Your self entitled child feels he is more important than his peers and will want every one to think so, even if it means using bullying as a ploy.

While many children will find better ways to earn this popularity, some will go the extra mile to make it happen, i.e., by joining popular groups.

Unknown or known to the new entrants is that most groups in schools and communities are usually marked by bullying.

In order to remain popular at school, child groups are known to talk mean to others and derive pleasure in embarrassing their victims. Just as well, they discriminate, grab property, and beat up other children.

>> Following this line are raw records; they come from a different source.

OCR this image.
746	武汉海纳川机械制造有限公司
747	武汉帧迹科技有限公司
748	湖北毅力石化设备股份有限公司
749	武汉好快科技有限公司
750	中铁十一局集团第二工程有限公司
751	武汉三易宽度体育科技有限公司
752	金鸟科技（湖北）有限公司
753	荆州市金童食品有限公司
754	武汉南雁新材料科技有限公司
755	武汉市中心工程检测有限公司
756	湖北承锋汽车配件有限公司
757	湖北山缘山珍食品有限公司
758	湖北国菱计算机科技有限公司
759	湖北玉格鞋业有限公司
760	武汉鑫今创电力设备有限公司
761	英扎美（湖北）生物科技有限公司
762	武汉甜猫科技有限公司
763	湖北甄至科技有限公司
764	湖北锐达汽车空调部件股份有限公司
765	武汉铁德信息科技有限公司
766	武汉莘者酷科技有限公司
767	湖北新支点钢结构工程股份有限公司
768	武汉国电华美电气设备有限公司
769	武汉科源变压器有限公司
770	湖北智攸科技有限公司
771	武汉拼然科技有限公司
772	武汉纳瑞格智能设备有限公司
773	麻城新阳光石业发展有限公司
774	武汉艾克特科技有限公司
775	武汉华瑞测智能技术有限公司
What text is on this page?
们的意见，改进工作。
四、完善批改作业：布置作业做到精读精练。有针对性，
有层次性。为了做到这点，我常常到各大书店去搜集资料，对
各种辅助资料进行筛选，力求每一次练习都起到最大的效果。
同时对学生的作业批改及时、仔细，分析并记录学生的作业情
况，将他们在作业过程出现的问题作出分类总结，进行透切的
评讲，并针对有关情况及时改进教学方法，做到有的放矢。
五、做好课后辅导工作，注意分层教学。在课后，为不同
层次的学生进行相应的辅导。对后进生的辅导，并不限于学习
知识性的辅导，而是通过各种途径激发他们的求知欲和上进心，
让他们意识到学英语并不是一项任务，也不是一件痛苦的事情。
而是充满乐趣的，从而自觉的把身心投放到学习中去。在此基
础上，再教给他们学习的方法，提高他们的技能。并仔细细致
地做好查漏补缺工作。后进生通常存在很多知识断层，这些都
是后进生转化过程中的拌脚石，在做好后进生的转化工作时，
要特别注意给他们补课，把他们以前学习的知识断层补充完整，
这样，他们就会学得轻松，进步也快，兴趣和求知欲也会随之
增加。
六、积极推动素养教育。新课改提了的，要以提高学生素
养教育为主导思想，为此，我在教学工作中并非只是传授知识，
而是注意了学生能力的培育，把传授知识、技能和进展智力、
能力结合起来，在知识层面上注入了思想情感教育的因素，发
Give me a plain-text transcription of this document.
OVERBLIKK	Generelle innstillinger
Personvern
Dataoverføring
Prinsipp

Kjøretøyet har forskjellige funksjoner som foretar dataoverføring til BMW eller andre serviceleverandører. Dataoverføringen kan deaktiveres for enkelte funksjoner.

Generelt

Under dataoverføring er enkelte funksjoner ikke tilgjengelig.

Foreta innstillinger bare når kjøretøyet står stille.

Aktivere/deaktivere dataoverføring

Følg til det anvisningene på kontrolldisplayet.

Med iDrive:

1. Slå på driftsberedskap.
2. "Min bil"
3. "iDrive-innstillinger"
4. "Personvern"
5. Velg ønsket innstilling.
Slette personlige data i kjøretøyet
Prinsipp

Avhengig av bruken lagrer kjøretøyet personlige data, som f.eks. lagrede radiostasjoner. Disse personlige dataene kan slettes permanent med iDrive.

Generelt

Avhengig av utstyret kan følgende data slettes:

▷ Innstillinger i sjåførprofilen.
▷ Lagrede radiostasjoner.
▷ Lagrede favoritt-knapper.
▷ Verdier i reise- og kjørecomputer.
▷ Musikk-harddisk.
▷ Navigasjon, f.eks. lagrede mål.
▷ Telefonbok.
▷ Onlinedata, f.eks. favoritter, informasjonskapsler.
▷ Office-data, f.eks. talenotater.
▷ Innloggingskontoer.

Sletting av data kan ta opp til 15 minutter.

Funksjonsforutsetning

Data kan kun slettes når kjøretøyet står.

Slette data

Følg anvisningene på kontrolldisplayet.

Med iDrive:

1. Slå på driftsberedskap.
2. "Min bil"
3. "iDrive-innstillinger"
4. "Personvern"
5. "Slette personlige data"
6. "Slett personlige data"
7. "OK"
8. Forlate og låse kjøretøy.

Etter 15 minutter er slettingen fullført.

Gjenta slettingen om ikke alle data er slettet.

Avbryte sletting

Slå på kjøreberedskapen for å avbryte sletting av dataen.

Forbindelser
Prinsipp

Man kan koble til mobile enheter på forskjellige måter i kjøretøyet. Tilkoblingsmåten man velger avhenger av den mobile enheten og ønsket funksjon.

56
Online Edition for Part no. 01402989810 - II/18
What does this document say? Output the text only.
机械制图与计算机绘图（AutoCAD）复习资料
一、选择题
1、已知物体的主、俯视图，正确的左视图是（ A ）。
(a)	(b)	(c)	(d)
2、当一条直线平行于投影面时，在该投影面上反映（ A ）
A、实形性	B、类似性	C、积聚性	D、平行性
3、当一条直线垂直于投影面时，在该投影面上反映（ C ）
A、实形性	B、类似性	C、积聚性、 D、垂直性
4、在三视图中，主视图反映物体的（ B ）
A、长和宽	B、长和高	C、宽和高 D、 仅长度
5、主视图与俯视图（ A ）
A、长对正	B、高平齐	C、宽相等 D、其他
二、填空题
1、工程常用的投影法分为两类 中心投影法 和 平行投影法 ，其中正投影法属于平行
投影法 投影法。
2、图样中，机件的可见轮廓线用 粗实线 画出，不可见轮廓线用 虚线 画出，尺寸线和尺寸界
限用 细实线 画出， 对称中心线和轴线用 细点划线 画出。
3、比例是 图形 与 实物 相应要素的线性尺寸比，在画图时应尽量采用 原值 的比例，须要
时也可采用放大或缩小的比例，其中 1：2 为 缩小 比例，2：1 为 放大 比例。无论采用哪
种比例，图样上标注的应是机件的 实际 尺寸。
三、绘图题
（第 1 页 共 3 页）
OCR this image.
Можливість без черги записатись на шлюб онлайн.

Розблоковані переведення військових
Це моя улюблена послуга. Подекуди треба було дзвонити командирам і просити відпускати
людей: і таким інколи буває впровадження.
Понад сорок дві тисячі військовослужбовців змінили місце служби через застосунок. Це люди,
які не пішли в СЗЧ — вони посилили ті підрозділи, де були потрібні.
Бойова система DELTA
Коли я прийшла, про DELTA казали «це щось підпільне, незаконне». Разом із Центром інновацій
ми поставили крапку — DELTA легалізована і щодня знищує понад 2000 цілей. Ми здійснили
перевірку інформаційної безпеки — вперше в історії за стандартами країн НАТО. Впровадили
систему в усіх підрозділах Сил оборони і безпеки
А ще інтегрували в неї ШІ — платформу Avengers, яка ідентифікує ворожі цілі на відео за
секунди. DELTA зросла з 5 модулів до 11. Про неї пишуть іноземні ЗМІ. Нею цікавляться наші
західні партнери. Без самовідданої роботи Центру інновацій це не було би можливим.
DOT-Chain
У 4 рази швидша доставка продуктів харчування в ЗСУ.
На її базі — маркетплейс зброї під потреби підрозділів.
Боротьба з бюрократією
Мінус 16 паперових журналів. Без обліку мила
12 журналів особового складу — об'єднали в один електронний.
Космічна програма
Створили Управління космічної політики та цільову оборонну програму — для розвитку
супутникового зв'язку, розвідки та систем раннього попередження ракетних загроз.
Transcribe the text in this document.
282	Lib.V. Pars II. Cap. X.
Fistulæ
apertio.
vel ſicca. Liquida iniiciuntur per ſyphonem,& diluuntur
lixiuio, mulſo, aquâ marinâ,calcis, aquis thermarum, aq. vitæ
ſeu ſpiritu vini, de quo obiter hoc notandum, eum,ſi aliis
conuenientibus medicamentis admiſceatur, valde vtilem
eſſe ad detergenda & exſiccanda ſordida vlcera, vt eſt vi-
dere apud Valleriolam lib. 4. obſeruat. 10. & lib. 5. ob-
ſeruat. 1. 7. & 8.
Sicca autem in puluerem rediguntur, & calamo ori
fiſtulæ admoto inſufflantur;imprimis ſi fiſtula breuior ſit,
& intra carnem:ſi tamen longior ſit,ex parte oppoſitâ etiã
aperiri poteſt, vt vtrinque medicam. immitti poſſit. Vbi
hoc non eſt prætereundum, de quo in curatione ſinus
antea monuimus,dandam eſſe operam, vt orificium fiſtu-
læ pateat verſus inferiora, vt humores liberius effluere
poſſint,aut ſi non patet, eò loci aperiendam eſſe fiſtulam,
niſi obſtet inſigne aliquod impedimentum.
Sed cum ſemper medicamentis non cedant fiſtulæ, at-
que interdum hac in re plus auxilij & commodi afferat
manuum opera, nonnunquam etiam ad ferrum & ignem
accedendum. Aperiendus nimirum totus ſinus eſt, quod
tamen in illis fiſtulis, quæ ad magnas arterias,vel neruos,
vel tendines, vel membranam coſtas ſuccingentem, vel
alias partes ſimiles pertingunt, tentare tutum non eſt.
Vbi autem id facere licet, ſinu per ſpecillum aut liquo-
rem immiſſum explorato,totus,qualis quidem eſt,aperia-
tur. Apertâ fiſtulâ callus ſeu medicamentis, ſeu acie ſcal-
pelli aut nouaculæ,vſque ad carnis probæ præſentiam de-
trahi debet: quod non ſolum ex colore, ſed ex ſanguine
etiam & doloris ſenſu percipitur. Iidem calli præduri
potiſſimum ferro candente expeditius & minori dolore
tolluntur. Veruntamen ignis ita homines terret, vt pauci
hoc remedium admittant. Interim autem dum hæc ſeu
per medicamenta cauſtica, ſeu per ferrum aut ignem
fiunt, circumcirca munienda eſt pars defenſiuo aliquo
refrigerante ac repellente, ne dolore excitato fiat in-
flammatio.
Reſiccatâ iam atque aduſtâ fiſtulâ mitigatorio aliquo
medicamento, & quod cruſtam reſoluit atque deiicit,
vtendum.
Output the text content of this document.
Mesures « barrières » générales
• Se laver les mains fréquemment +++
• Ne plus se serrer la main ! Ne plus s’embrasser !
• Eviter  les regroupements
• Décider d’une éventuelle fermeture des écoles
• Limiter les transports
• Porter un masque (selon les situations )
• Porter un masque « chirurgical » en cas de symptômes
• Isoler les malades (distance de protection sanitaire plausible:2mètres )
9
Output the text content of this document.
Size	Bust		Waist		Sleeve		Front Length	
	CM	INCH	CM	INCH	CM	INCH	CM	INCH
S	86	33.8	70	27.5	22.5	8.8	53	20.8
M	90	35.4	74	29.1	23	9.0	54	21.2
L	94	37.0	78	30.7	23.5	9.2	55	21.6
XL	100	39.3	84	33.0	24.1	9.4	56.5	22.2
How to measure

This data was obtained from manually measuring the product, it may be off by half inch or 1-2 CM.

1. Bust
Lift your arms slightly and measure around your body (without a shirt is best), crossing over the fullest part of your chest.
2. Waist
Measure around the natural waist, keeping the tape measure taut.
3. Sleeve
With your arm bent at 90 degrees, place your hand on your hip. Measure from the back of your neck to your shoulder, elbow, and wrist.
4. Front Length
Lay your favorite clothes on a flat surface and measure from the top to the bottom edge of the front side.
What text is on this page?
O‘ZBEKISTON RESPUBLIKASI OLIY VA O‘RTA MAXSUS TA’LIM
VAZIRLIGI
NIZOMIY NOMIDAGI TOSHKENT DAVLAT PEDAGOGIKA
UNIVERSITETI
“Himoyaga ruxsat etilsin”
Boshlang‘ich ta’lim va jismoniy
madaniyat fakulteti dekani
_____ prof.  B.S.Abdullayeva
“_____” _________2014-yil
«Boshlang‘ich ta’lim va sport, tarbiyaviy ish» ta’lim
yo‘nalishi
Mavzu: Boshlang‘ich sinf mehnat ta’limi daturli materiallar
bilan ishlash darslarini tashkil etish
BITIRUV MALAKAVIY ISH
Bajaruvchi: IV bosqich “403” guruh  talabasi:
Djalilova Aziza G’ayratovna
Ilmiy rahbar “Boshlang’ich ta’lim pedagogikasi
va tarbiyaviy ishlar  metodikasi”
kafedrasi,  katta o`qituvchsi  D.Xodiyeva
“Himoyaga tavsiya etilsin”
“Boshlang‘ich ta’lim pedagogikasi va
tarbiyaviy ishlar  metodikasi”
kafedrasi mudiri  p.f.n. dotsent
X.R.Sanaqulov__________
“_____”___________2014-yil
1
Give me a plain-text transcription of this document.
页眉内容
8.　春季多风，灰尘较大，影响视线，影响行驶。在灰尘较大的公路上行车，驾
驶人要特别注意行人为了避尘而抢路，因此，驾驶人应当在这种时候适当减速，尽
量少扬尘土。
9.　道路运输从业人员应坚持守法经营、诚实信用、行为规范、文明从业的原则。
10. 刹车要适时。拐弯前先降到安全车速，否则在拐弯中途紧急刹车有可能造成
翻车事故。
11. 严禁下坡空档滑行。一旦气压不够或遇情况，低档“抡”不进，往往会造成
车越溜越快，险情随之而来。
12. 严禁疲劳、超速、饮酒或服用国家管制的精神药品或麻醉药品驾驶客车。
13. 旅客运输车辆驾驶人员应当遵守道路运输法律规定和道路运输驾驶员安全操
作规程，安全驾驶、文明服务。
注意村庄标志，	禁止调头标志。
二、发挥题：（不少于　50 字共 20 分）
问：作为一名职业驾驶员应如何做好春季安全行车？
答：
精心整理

6. Your child likes violent movies & video games

While violent movies and games may seem superficial when done passively on a computer screen and gaming consoles, they actually instill violence and aggressiveness in your child.

Popular video games and movies promote killings, substance abuse, foul language, obscenity, criminality, sexual exploitation, and discriminationall of which feature in the workbook of bullying.

The American Psychological Association claims that violent video games are a risk factor in accelerating aggressiveness in children:

The research demonstrates a consistent relation between violent video game use and increases in aggressive behaviour, aggressive cognitions and aggressive affect, and decreases in pro-social behaviour, empathy and sensitivity to aggression.

Other tell-tale signs your child is a bully

Besides the pointers described above, you may also want to consider the following possibilities, which highlight bullying in your child:

Your child,

  • does not want to accept responsibility for mistakes he has done
  • is secretive about online activities, which likely include online bullying
  • discriminates against others because of race, social status, intelligence, etc
  • has behavioral problems and is withdrawing from you
  • lives in a violent home, indicating you or other family members are violent
  • has violent friends
  • hurts animals – kicks dogs, cats, and exterminates any other minor biological lives

What you should know about bullying!

Not every child who displays the traits mentioned above is a bully. However, you should pay particular attention when your child repeats them, and your interventions don’t seem to bear fruits!

Unlike the occasional bursts-ups and disagreements your child may have with peers, the actual bullying is repetitive and gets worse with years.

Bullying happens when a child is repeatedly mean and constantly hurts others through emotional and physical abuse. These include teasing, utterances of mean things, telling lies, excluding others from activities, grabbing of property and assault.

Also true, the traits mentioned above may happen due to substance abuse or depression, and boredom. These too need your attention.

At the end of the day, bullying can lead to extreme emotional and physical pain, and the bullied children can live with the consequences forever. It is your responsibility as a parent to ensure this does not happen to your child or anyone’s child!